Rotating the hyperboloid of two sheets $z^2-y^2-x^2=1$

algebra-precalculushyperbolic-functionsrotationssurfacestransformation

Revolving $f(x)=\frac{1}{x}$ about $f(x)=x$ yields the two-sheeted hyperboloid $2xy-2=z^2$ in $\Bbb R^3.$

I'm trying to rotate the surface so that the forward sheet lies in the first octant $(+,+,+)$ and the backward sheet lies in $(-,-,-).$

What's the equation?

Here's what I have so far. This is the graph of $2xy-2=z^2:$

enter image description here

It would also work to rotate the two-sheeted hyperboloid $z^2-y^2-x^2=1.$

My attempt was to use a $3$d rotation matrix that rotates points about the origin. I was able to find the right rotation matrices, but I could not reason what to multiply the rotation matrix with to get the desired result. I could probably get the final equation, with a few hints.

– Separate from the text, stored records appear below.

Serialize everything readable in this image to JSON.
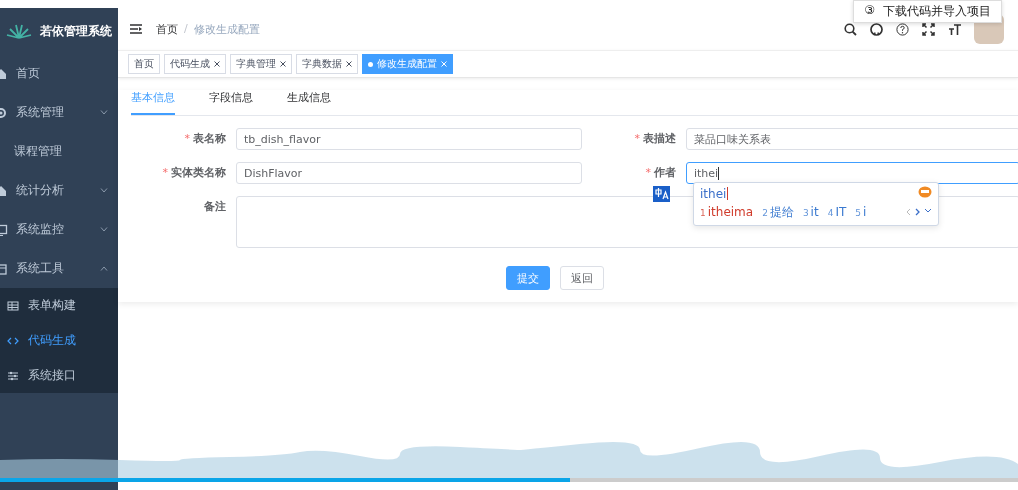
{
  "sidebar": {
    "title": "若依管理系统",
    "items": [
      {
        "label": "首页",
        "kind": "item"
      },
      {
        "label": "系统管理",
        "kind": "group",
        "expanded": false
      },
      {
        "label": "课程管理",
        "kind": "item"
      },
      {
        "label": "统计分析",
        "kind": "group",
        "expanded": false
      },
      {
        "label": "系统监控",
        "kind": "group",
        "expanded": false
      },
      {
        "label": "系统工具",
        "kind": "group",
        "expanded": true,
        "children": [
          {
            "label": "表单构建",
            "selected": false
          },
          {
            "label": "代码生成",
            "selected": true
          },
          {
            "label": "系统接口",
            "selected": false
          }
        ]
      }
    ]
  },
  "header": {
    "breadcrumb": [
      "首页",
      "修改生成配置"
    ],
    "separator": "/"
  },
  "tooltip": {
    "step": "③",
    "text": "下载代码并导入项目"
  },
  "tags": [
    {
      "label": "首页",
      "selected": false,
      "closable": false
    },
    {
      "label": "代码生成",
      "selected": false,
      "closable": true
    },
    {
      "label": "字典管理",
      "selected": false,
      "closable": true
    },
    {
      "label": "字典数据",
      "selected": false,
      "closable": true
    },
    {
      "label": "修改生成配置",
      "selected": true,
      "closable": true
    }
  ],
  "form": {
    "tabs": [
      {
        "label": "基本信息",
        "selected": true
      },
      {
        "label": "字段信息",
        "selected": false
      },
      {
        "label": "生成信息",
        "selected": false
      }
    ],
    "fields": [
      {
        "label": "表名称",
        "required_mark": "*",
        "value": "tb_dish_flavor",
        "kind": "input",
        "focused": false
      },
      {
        "label": "表描述",
        "required_mark": "*",
        "value": "菜品口味关系表",
        "kind": "input",
        "focused": false
      },
      {
        "label": "实体类名称",
        "required_mark": "*",
        "value": "DishFlavor",
        "kind": "input",
        "focused": false
      },
      {
        "label": "作者",
        "required_mark": "*",
        "value": "ithei",
        "kind": "input",
        "focused": true
      },
      {
        "label": "备注",
        "kind": "textarea",
        "focused": false
      }
    ],
    "buttons": [
      {
        "label": "提交",
        "kind": "primary"
      },
      {
        "label": "返回",
        "kind": "default"
      }
    ]
  },
  "ime": {
    "composition": "ithei",
    "candidates": [
      {
        "index": "1",
        "text": "itheima",
        "selected": true
      },
      {
        "index": "2",
        "text": "提给",
        "selected": false
      },
      {
        "index": "3",
        "text": "it",
        "selected": false
      },
      {
        "index": "4",
        "text": "IT",
        "selected": false
      },
      {
        "index": "5",
        "text": "i",
        "selected": false
      }
    ]
  },
  "player": {
    "progress": {
      "level": 0.56
    }
  }
}
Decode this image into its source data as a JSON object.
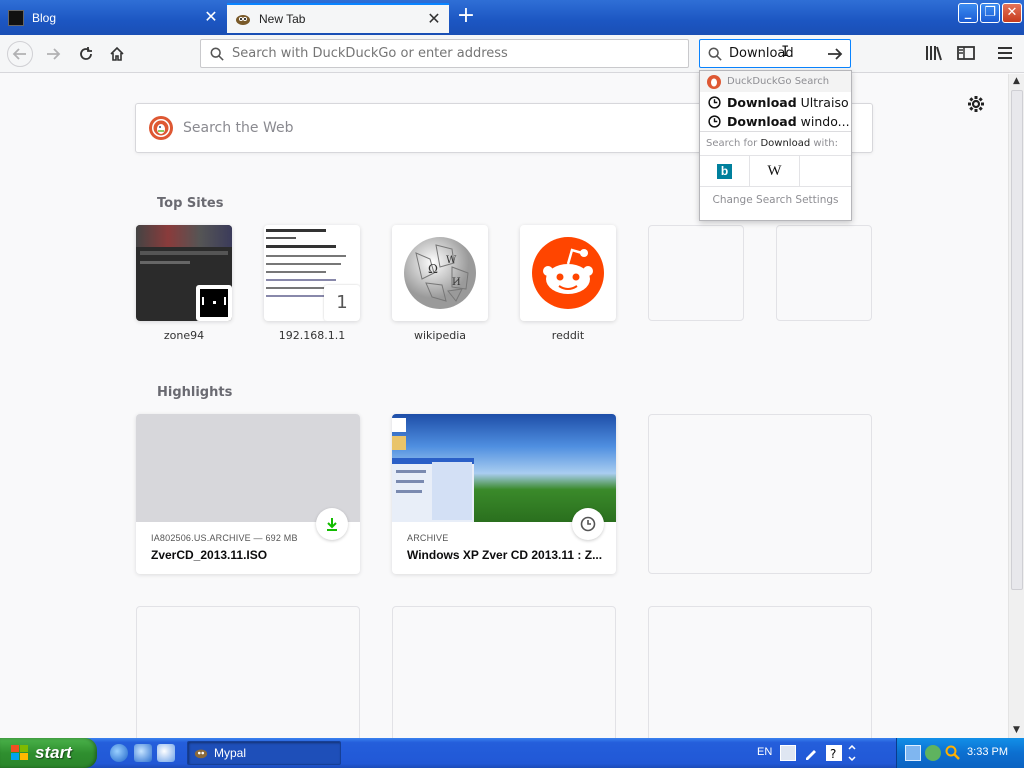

I believe I have to change the entries in the matrix $Q$ (as shown in the hint below by @NinadMunshi). I'm not sure what to change them to, but the new entries should rotate the hyperboloid.

Best Answer

You want to rotate the surface so that the direction $(1,0,0)$ becomes $\dfrac1{\sqrt3}(1,1,1)$. A possible rotation matrix is

$$\begin{pmatrix}\frac1{\sqrt3}&0&-\frac2{\sqrt6} \\\frac1{\sqrt3}&\frac1{\sqrt2}&\frac1{\sqrt6} \\\frac1{\sqrt3}&-\frac1{\sqrt2}&\frac1{\sqrt6}\end{pmatrix}$$

Now your equation is

$$\frac{(u+v+w)^2}3-\frac{(v-w)^2}2-\frac{(-2u+v+w)^2}6=1$$

or

$$u^2+v^2+w^2-4uv-4vw-4wu+3=0.$$


Caution: sign and permutations errors are guaranteed, I didn't check. But the final result must not be far from correct.